A farmácia do seu Paschoal

Logo que o doutor saiu, a mãe pediu ao filho Dudu que fosse comprar os remédios da receita. Havia em seu tom de voz súplica e ao mesmo tempo ordem, a que o bom filho não podia deixar de atender.
Lembrou ainda a Dudu a recomendação do Dr. Júlio:
– Vá buscar os remédios na farmácia do seu Paschoal.
– Com que dinheiro, mãe? Os trinta centavos que eu tinha, ontem deixei no cofre das esmolas de São Vicente.
– Muito bem-feito! Traga ao menos uma aspirina.
– Tá bem. mãe.
Com a caixa de engraxate nas costas e dor no coração, Dudu caminhava incansável pelas ruas da cidade, atrás de fregueses, sempre apregoando os seus serviços:
– Uma graxinha aí, Doutor? Rápida e caprichada. Hoje, precinho especial.
Era tarde. Dudu não havia engraxado nenhum par de sapatos e precisava levar os remédios para seu pai. Indeciso, parou diante da farmácia do seu Paschoal. Nos bolsos, apenas a receita do Dr. Júlio. Nem um vintém. Como pedir os remédios fiado? Ele, engraxate, e filho de um aposentado que ninguém tinha interesse em conhecer?

II
Quem não conhecia na cidade o seu Paschoal, da Farmácia Vômero? Qual pobre, ao menos uma vez, não se valeu da grande experiência e bondade daquele que era mais médico que farmacêutico, mais santo que homem? Por qualquer indisposição, corriam à sua farmácia, e ele paciente e atencioso encontrava na prateleira o remédio certo para a cura ou alívio dos doentes.

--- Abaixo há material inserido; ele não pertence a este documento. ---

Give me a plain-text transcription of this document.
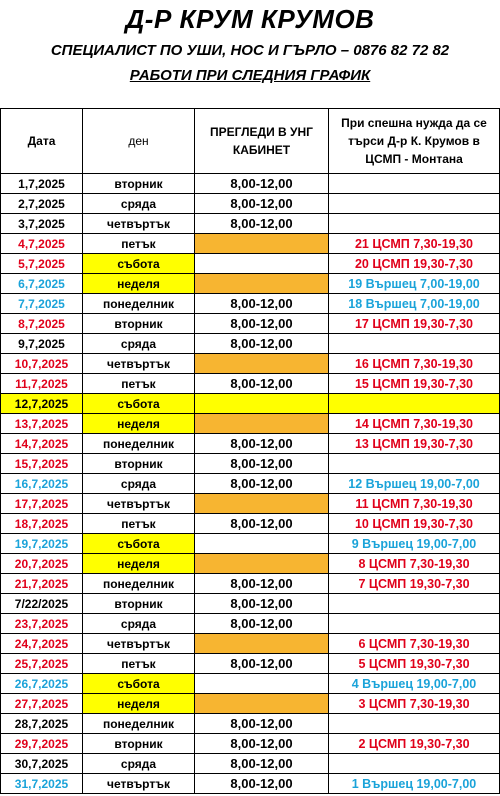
Д-Р КРУМ КРУМОВ
СПЕЦИАЛИСТ ПО УШИ, НОС И ГЪРЛО – 0876 82 72 82
РАБОТИ ПРИ СЛЕДНИЯ ГРАФИК
Дата	ден	ПРЕГЛЕДИ В УНГ КАБИНЕТ	При спешна нужда да се търси Д-р К. Крумов в ЦСМП - Монтана

1,7,2025	вторник	8,00-12,00	
2,7,2025	сряда	8,00-12,00	
3,7,2025	четвъртък	8,00-12,00	
4,7,2025	петък		21 ЦСМП 7,30-19,30
5,7,2025	събота		20 ЦСМП 19,30-7,30
6,7,2025	неделя		19 Вършец 7,00-19,00
7,7,2025	понеделник	8,00-12,00	18 Вършец 7,00-19,00
8,7,2025	вторник	8,00-12,00	17 ЦСМП 19,30-7,30
9,7,2025	сряда	8,00-12,00	
10,7,2025	четвъртък		16 ЦСМП 7,30-19,30
11,7,2025	петък	8,00-12,00	15 ЦСМП 19,30-7,30
12,7,2025	събота		
13,7,2025	неделя		14 ЦСМП 7,30-19,30
14,7,2025	понеделник	8,00-12,00	13 ЦСМП 19,30-7,30
15,7,2025	вторник	8,00-12,00	
16,7,2025	сряда	8,00-12,00	12 Вършец 19,00-7,00
17,7,2025	четвъртък		11 ЦСМП 7,30-19,30
18,7,2025	петък	8,00-12,00	10 ЦСМП 19,30-7,30
19,7,2025	събота		9 Вършец 19,00-7,00
20,7,2025	неделя		8 ЦСМП 7,30-19,30
21,7,2025	понеделник	8,00-12,00	7 ЦСМП 19,30-7,30
7/22/2025	вторник	8,00-12,00	
23,7,2025	сряда	8,00-12,00	
24,7,2025	четвъртък		6 ЦСМП 7,30-19,30
25,7,2025	петък	8,00-12,00	5 ЦСМП 19,30-7,30
26,7,2025	събота		4 Вършец 19,00-7,00
27,7,2025	неделя		3 ЦСМП 7,30-19,30
28,7,2025	понеделник	8,00-12,00	
29,7,2025	вторник	8,00-12,00	2 ЦСМП 19,30-7,30
30,7,2025	сряда	8,00-12,00	
31,7,2025	четвъртък	8,00-12,00	1 Вършец 19,00-7,00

O seu Paschoal costumava atender à clientela a qualquer hora do dia ou da noite, não por gana ao lucro, mas pela satisfação de prestar ajuda a quem na aflição nem sempre tinha outra porta a que bater à procura de socorro. Quanto mais fora de hora o procurassem, maior a sua presteza no atendimento e sempre com palavras amigas e confortadoras:
– Você não tem nada grave, amigo. Com este remédio, garanto que vai ficar ainda melhor.

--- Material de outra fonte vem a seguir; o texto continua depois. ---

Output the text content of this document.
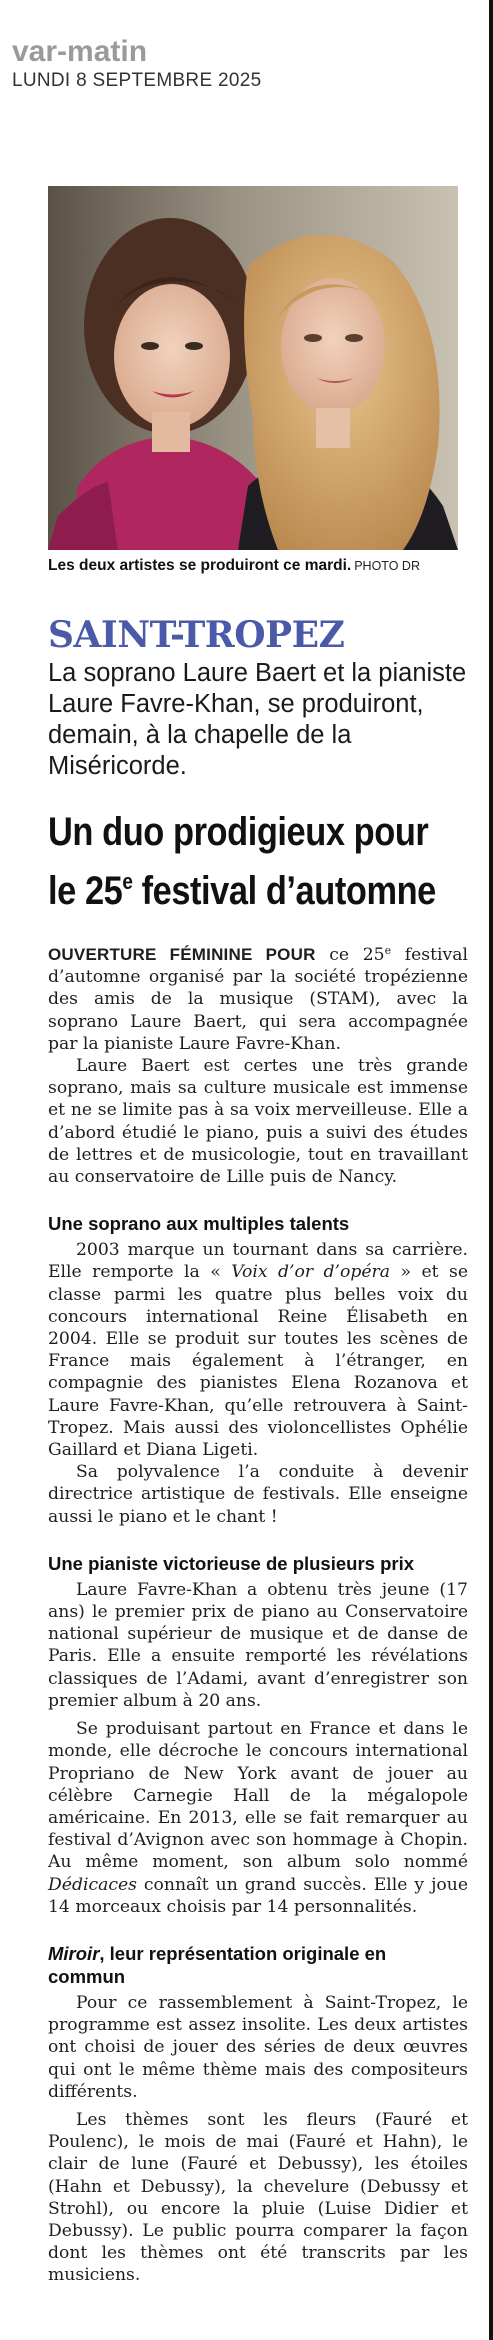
var-matin
LUNDI 8 SEPTEMBRE 2025
Les deux artistes se produiront ce mardi. PHOTO DR
SAINT-TROPEZ
La soprano Laure Baert et la pianiste Laure Favre-Khan, se produiront, demain, à la chapelle de la Miséricorde.
Un duo prodigieux pour
le 25e festival d’automne

OUVERTURE FÉMININE POUR ce 25e festival d’automne organisé par la société tropézienne des amis de la musique (STAM), avec la soprano Laure Baert, qui sera accompagnée par la pianiste Laure Favre-Khan.

Laure Baert est certes une très grande soprano, mais sa culture musicale est immense et ne se limite pas à sa voix merveilleuse. Elle a d’abord étudié le piano, puis a suivi des études de lettres et de musicologie, tout en travaillant au conservatoire de Lille puis de Nancy.

Une soprano aux multiples talents

2003 marque un tournant dans sa carrière. Elle remporte la « Voix d’or d’opéra » et se classe parmi les quatre plus belles voix du concours international Reine Élisabeth en 2004. Elle se produit sur toutes les scènes de France mais également à l’étranger, en compagnie des pianistes Elena Rozanova et Laure Favre-Khan, qu’elle retrouvera à Saint-Tropez. Mais aussi des violoncellistes Ophélie Gaillard et Diana Ligeti.

Sa polyvalence l’a conduite à devenir directrice artistique de festivals. Elle enseigne aussi le piano et le chant !

Une pianiste victorieuse de plusieurs prix

Laure Favre-Khan a obtenu très jeune (17 ans) le premier prix de piano au Conservatoire national supérieur de musique et de danse de Paris. Elle a ensuite remporté les révélations classiques de l’Adami, avant d’enregistrer son premier album à 20 ans.

Se produisant partout en France et dans le monde, elle décroche le concours international Propriano de New York avant de jouer au célèbre Carnegie Hall de la mégalopole américaine. En 2013, elle se fait remarquer au festival d’Avignon avec son hommage à Chopin. Au même moment, son album solo nommé Dédicaces connaît un grand succès. Elle y joue 14 morceaux choisis par 14 personnalités.

Miroir, leur représentation originale en commun

Pour ce rassemblement à Saint-Tropez, le programme est assez insolite. Les deux artistes ont choisi de jouer des séries de deux œuvres qui ont le même thème mais des compositeurs différents.

Les thèmes sont les fleurs (Fauré et Poulenc), le mois de mai (Fauré et Hahn), le clair de lune (Fauré et Debussy), les étoiles (Hahn et Debussy), la chevelure (Debussy et Strohl), ou encore la pluie (Luise Didier et Debussy). Le public pourra comparer la façon dont les thèmes ont été transcrits par les musiciens.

Na calçada, à porta da farmácia, o seu Paschoal conversava com um velho amigo:
– Como está o movimento na farmácia, seu Paschoal?
– Bom, muito bom. Graças a Deus, hoje foi dia calmo.
– Por que graças a Deus, seu Paschoal?
– Graças a Deus, porque ninguém adoeceu grave, nem precisou de remédios…
– Assim, você nunca vai ficar rico – caçoou o amigo.
– Nunca pensei em ficar rico. Ganho pouco, mas o bastante para manter a família e ainda sobra para ajudar os que procuram a farmácia. Cobro o preço justo, às vezes a metade, ou nada, de quem não pode pagar.
– Eu sei de tudo isso, seu Paschoal. É tamanha a ganância pelo dinheiro que o homem não mede esforços para acumulá-lo a qualquer custo.
– Pois eu chego a ter pena do infeliz que precisa de muito dinheiro para viver – acrescentou o seu Paschoal.

III
O seu Paschoal viu Dudu parado diante da farmácia.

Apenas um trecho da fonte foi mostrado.